Oceanit Technology Protects Health Care Workers From Ebola

Posted January 13, 2015 in Life Science, Patrick K. Sullivan

Photo Credit: Frederick A. Murphy, via the Centers for Disease Control and Prevention. Colorized transmission electron micrograph (TEM) of the Ebola virus – public domain.

Oceanit recently developed an innovative new process for rapid confirmation of the presence of Ebola in order to provide greater protection to health care workers, and serve as an important new tool in the effort to contain and combat future outbreaks. The new process conceived by Oceanit scientists will deliver rapid indication of Ebola contaminated fluids, saving precious time and saving lives by enabling health care workers to protect personal and public safety with immediate actions that limit viral spread.

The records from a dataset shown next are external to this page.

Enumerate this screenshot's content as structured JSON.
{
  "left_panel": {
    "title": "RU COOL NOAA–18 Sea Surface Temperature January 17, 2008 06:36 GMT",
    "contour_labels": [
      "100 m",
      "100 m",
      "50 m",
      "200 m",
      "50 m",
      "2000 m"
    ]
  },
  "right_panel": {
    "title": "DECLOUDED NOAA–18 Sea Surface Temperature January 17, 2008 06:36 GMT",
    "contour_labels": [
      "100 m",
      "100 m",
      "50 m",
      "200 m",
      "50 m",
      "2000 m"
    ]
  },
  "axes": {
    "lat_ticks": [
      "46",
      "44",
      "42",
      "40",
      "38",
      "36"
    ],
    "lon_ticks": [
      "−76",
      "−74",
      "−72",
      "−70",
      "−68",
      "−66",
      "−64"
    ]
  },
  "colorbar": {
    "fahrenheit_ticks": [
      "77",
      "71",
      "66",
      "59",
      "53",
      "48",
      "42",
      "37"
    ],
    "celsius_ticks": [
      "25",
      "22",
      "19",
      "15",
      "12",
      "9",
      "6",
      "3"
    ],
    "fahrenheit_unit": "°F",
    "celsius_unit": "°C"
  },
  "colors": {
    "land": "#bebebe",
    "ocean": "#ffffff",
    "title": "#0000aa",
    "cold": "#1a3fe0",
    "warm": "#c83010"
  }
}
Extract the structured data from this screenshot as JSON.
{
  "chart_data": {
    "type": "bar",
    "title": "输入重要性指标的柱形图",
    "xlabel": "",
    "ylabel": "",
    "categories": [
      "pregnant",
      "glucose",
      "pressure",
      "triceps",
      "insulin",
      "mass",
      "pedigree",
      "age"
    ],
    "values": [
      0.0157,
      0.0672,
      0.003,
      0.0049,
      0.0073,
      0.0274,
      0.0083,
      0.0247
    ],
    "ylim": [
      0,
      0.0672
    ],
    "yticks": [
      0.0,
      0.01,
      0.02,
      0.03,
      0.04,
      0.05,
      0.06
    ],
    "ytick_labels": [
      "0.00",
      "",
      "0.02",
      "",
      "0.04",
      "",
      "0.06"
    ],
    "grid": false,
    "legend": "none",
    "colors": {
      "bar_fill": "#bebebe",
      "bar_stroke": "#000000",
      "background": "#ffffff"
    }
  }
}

Containing the virus spread and treating the infected requires specially trained health care providers to work in close proximity to Ebola patients, exposing caregivers to significant risk of contracting the disease themselves. So far, 666 health care workers have been infected, 366 (55%) have died. The severity of the current epidemic and the valiant efforts to contain it led Time Magazine to name “The Ebola Fighters” 2014’s Person of the Year. In the past 12 months, more than 19,497 people have been infected, and over 7,588 have died.

Public safety is dependent upon preventing the dispersion of contaminated fluids into the environment, but current methods for identifying Ebola are expensive and require hours if not weeks to obtain results from the lab. Oceanit founder and chairman Dr. Patrick K. Sullivan explained, “The current Ebola outbreak has been recognized as a public health emergency of international concern. Oceanit has developed a very promising approach to the problem that is inexpensive and highly scalable. The greater value of this innovation is that it could also serve as a frontline platform to help control the spread of other global contagions, including Dengue fever and Norovirus.” 

For 2015, Oceanit has planned a series of experiments to demonstrate the prototype and then prepare for testing with live virus samples at suitable containment facilities.